Sept travailleurs migrants agricoles du Honduras se sont réfugiés dans une église de Granby. Ils ont tous quitté entre la mi-janvier et la mi-mars l’entreprise d’attrapage de volailles Équipe Sarrazin et dénoncent les conditions de travail, des atteintes à leur dignité, des lésions professionnelles et des heures de transport non payées.


Ils espèrent pouvoir rester au Canada pour obtenir justice devant leur employeur, qu’ils accusent de les avoir poussés à partir, une version démentie par le propriétaire, Yves Sarrazin.


Ronny Asael Miranda et Ever Alexis Mendoza Mateo, désignés par leurs collègues pour exposer les doléances communes, sont tous deux arrivés le 20 octobre 2017, un premier visa de travail au Canada en poche. « Rien de ce qu’on nous a promis n’a été respecté », affirme M. Miranda. Il dit avoir signé plusieurs documents alors qu’il était fraîchement débarqué de l’avion, en route dans une camionnette depuis l’aéroport. Le contrat a quant à lui été signé au Honduras, mais uniquement en français, affirme-t-il.


Le propriétaire de l’entreprise, Yves Sarrazin, affirme qu’un contrat en espagnol était également fourni aux personnes recrutées là-bas. Le directeur du personnel, Michel Beaudin, les accuse quant à lui de mentir : « Ils ne sont pas venus pour travailler, ils sont venus pour devenir citoyens. » Une version défendue également par son patron, M. Sarrazin.


Ils en veulent pour preuve que 11 individus du groupe de 23 Honduriens ont fait appel à la Commission des normes, de l’équité, de la santé et de la sécurité du travail (CNESST). M. Sarrazin précise que seules cinq personnes demeurent encore sous son aile : trois travaillent et deux autres sont indemnisées par la Commission.


La CNESST ne rend pas publiques les informations sur les accidents du travail dans un dossier d’employeur.


Santé et sécurité


Les travailleurs dénoncent plutôt une industrie où le travail est extrêmement difficile et faiblement rémunéré.

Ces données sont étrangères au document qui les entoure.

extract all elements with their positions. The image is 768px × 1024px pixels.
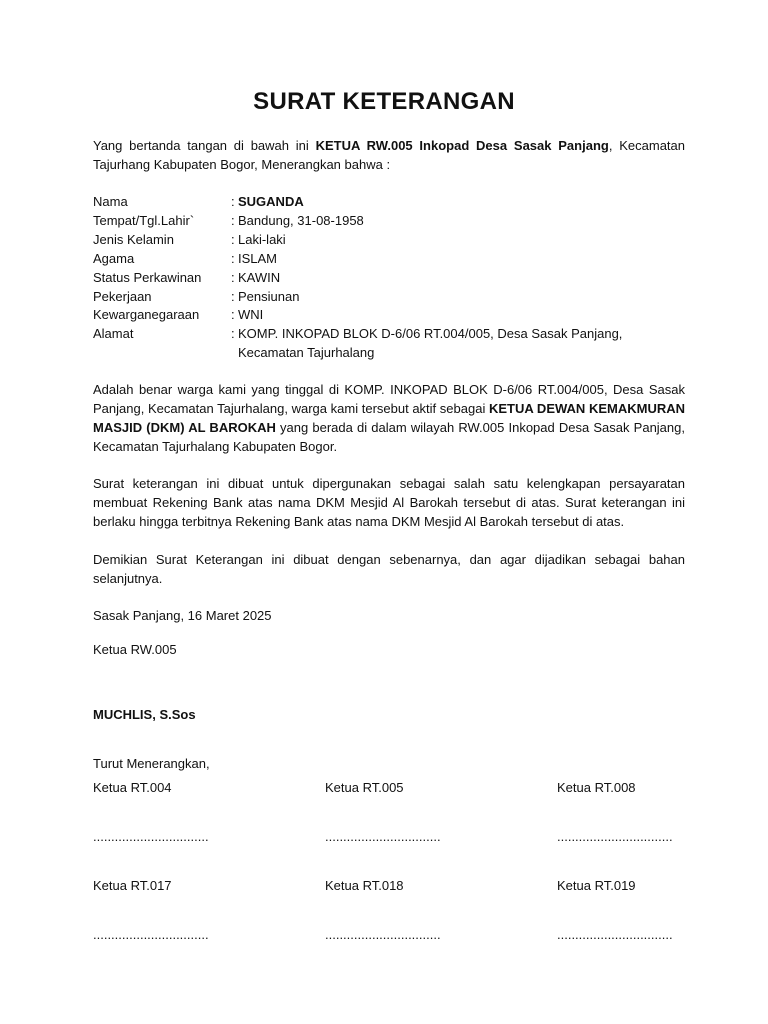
field-label: Pekerjaan bbox=[93, 289, 152, 304]
intro-text-bold: KETUA RW.005 Inkopad Desa Sasak Panjang bbox=[315, 138, 609, 153]
field-label: Kewarganegaraan bbox=[93, 307, 200, 322]
field-label: Jenis Kelamin bbox=[93, 232, 174, 247]
witness-title: Ketua RT.019 bbox=[557, 878, 636, 893]
body-paragraph-1 bbox=[93, 380, 685, 456]
field-separator: : bbox=[231, 232, 235, 247]
field-value: ISLAM bbox=[238, 251, 278, 266]
witness-title: Ketua RT.005 bbox=[325, 780, 404, 795]
field-separator: : bbox=[231, 194, 235, 209]
signature-line: ................................ bbox=[325, 829, 441, 844]
signature-line: ................................ bbox=[325, 927, 441, 942]
field-separator: : bbox=[231, 213, 235, 228]
witness-title: Ketua RT.017 bbox=[93, 878, 172, 893]
field-label: Alamat bbox=[93, 326, 134, 341]
field-separator: : bbox=[231, 326, 235, 341]
field-separator: : bbox=[231, 289, 235, 304]
field-label: Tempat/Tgl.Lahir` bbox=[93, 213, 195, 228]
signature-line: ................................ bbox=[93, 927, 209, 942]
field-label: Agama bbox=[93, 251, 135, 266]
field-separator: : bbox=[231, 307, 235, 322]
letter-title: SURAT KETERANGAN bbox=[253, 88, 515, 115]
body-paragraph-3: Demikian Surat Keterangan ini dibuat dengan sebenarnya, dan agar dijadikan sebagai bahan selanjutnya. bbox=[93, 552, 685, 586]
body1-text-bold: KETUA DEWAN KEMAKMURAN MASJID (DKM) AL BAROKAH bbox=[93, 401, 686, 435]
signature-line: ................................ bbox=[93, 829, 209, 844]
body1-text-pre: Adalah benar warga kami yang tinggal di KOMP. INKOPAD BLOK D-6/06 RT.004/005, Desa Sasak Panjang, Kecamatan Tajurhalang, warga kami tersebut aktif sebagai bbox=[93, 382, 685, 416]
field-value: WNI bbox=[238, 307, 264, 322]
field-separator: : bbox=[231, 251, 235, 266]
field-value: Pensiunan bbox=[238, 289, 300, 304]
place-date: Sasak Panjang, 16 Maret 2025 bbox=[93, 608, 272, 623]
field-separator: : bbox=[231, 270, 235, 285]
field-label: Nama bbox=[93, 194, 128, 209]
intro-text-post: , Kecamatan Tajurhang Kabupaten Bogor, Menerangkan bahwa : bbox=[93, 138, 685, 172]
intro-paragraph bbox=[93, 136, 685, 174]
witness-title: Ketua RT.018 bbox=[325, 878, 404, 893]
intro-text-pre: Yang bertanda tangan di bawah ini bbox=[93, 138, 316, 153]
field-value: SUGANDA bbox=[238, 194, 304, 209]
field-value: Laki-laki bbox=[238, 232, 286, 247]
body-paragraph-2: Surat keterangan ini dibuat untuk dipergunakan sebagai salah satu kelengkapan persayaratan membuat Rekening Bank atas nama DKM Mesjid Al Barokah tersebut di atas. Surat keterangan ini berlaku hingga terbitnya Rekening Bank atas nama DKM Mesjid Al Barokah tersebut di atas. bbox=[93, 476, 685, 529]
signer-title: Ketua RW.005 bbox=[93, 642, 177, 657]
field-value: Bandung, 31-08-1958 bbox=[238, 213, 364, 228]
field-value: KOMP. INKOPAD BLOK D-6/06 RT.004/005, Desa Sasak Panjang, Kecamatan Tajurhalang bbox=[238, 326, 623, 360]
body1-text-post: yang berada di dalam wilayah RW.005 Inkopad Desa Sasak Panjang, Kecamatan Tajurhalang Kabupaten Bogor. bbox=[93, 420, 685, 454]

Le travail consiste à attraper jusqu’à plusieurs dizaines de milliers de poulets par quart de travail, dans des poulaillers appartenant à divers producteurs, et à les mettre dans des cages qui serviront au transport jusqu’à l’abattoir.


« C’est notre dignité qui souffre », raconte Ronny Asael Miranda. En novembre dernier, il a commencé à vomir et à avoir des vertiges durant un quart de travail de nuit. Le rapport fourni à la CNESST indique qu’il a souffert d’une « infection à campylobacter », une inflammation analogue à la gastro-entérite causée par le contact avec des volailles.


Il reproche à son employeur de ne pas avoir fourni de vêtements de protection, ni harnais pour certaines tâches en hauteur, ni gants, ni masque.


Yves Sarrazin affirme ne pas avoir eu connaissance de cet épisode. M. Beaudin certifie de son côté que la sécurité des travailleurs était assurée. « Le type de travail qu’on a n’est pas pour eux », justifie-t-il par ailleurs, répétant que plusieurs ont eu recours à la CNESST.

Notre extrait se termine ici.